Ryan NP, Noone K, Godfrey C, Botchway EN, Catroppa C, Anderson V. Ann. Phys. Rehabil. Med. 2019; ePub(ePub): ePub.

Affiliation

Brain & Mind Research, Clinical Sciences Theme, Murdoch Children's Research Institute, Melbourne, Australia; Psychological Sciences, University of Melbourne, Melbourne, Australia; Psychology Service, Royal Children's Hospital, Melbourne, Australia; Department of Paediatrics, University of Melbourne, Melbourne, Australia.

Copyright

(Copyright © 2019, Elsevier Publishing)

DOI

10.1016/j.rehab.2019.06.014

PMID

31352061

Abstract

BACKGROUND: Quality of life (QoL) is commonly affected in children and families living with traumatic brain injury (TBI). Despite the established link between childhood TBI and reduced health-related QoL (HRQoL), there is a dearth of longitudinal, prospective research to determine the prevalence and predictors of impaired HRQoL in the very long term post-injury.

OBJECTIVES: We evaluated HRQoL in young adult survivors of paediatric TBI at 15 years post-injury. We aimed to identify the prevalence of impaired HRQoL and the respective contribution of pre-injury, environmental, injury-related, cognitive and mood-based factors to various dimensions of HRQoL at 15 years post-injury.

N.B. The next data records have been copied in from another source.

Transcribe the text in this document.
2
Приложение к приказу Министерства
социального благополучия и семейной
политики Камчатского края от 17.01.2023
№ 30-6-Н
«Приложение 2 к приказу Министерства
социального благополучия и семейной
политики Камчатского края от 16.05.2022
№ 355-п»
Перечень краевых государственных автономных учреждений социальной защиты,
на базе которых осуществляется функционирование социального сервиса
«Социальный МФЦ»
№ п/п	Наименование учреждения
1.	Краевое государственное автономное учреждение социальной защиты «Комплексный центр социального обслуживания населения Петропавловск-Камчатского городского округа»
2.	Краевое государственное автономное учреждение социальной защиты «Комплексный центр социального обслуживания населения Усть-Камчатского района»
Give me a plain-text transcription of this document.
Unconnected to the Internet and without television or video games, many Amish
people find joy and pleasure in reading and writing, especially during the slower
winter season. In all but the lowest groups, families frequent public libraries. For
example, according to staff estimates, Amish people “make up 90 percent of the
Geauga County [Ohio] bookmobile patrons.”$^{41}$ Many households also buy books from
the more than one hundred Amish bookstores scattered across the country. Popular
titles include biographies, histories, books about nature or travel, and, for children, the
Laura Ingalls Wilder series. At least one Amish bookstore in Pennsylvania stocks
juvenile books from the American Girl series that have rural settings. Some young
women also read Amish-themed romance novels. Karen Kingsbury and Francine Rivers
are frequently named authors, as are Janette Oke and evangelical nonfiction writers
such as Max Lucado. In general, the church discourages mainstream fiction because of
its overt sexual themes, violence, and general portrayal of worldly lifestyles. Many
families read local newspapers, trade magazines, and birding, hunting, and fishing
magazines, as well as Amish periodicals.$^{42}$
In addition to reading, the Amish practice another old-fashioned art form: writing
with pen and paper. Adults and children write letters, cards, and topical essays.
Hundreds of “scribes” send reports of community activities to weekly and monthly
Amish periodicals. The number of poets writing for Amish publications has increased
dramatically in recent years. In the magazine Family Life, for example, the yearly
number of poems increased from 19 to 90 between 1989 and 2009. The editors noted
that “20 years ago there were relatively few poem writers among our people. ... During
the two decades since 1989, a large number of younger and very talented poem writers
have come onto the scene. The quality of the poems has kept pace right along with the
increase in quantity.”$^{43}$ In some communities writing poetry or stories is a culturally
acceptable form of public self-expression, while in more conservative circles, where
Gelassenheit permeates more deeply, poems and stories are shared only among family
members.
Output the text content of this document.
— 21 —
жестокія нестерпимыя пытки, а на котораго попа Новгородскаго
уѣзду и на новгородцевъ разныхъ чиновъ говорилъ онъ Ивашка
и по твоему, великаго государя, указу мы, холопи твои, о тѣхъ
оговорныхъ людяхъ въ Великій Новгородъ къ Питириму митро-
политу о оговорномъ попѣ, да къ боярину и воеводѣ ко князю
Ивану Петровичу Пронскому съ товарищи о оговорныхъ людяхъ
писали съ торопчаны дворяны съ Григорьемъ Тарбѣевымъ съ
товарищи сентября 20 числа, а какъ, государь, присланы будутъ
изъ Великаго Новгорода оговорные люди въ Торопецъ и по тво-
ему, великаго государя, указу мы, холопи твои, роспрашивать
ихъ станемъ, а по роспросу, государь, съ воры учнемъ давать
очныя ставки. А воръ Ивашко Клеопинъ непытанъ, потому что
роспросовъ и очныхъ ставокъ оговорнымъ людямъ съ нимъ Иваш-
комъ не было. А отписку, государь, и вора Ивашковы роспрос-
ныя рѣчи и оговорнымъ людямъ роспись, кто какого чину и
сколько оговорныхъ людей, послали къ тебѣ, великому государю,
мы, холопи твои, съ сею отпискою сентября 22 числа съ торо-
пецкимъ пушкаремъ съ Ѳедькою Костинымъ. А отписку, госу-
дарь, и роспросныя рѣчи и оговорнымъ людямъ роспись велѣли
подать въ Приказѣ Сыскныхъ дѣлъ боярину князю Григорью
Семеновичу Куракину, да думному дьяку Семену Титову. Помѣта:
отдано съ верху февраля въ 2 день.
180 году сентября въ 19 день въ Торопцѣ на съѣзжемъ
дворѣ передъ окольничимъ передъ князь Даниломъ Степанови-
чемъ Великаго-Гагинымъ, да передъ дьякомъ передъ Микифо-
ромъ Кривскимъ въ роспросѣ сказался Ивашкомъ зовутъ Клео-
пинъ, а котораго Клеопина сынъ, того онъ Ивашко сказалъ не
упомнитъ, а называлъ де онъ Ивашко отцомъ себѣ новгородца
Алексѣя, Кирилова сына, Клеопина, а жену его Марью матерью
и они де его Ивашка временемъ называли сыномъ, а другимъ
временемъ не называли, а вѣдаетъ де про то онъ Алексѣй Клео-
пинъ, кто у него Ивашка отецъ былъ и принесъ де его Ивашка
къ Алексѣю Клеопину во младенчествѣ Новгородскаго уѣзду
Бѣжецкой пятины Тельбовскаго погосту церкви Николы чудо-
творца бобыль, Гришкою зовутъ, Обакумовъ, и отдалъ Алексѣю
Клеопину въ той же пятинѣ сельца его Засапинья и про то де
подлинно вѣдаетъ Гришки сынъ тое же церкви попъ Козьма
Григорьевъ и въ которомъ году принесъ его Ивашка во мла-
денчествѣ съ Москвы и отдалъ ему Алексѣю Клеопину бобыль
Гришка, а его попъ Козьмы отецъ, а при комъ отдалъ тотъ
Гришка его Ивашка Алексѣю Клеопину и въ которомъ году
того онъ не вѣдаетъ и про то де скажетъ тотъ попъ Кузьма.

METHODS: This prospective study involved 52 young adult survivors of mild to severe TBI included from consecutive hospital admissions to the Royal Children's Hospital between 1993 and 1997 who underwent neuropsychological evaluation and completed self-reporting measures of HRQoL, psychological functioning and social communication at 15 years post-injury.

RESULTS: As compared with an age-matched Australian normative sample, the TBI group reported significantly poorer physical HRQoL at 15 years post-injury. Alhough group differences in other HRQoL domains did not reach statistical significance, 52% of the TBI group reported impaired functioning in at least one HRQoL domain. Contrary to expectations, HRQoL was not associated with injury severity, socioeconomic status, or pre-injury functioning. Instead, poorer HRQoL was linked to more severe depression symptoms, greater perceived social communication difficulty and reduced cognitive flexibility at 15 years post-injury.

CONCLUSIONS: A substantial proportion of young adult survivors of childhood TBI experience poor HRQoL in at least one domain of functioning at 15 years post-injury. These findings suggest that, even in the very long term post-injury, the identification and treatment of modifiable risk factors has potential to improve very-long-term HRQoL outcomes in this vulnerable population.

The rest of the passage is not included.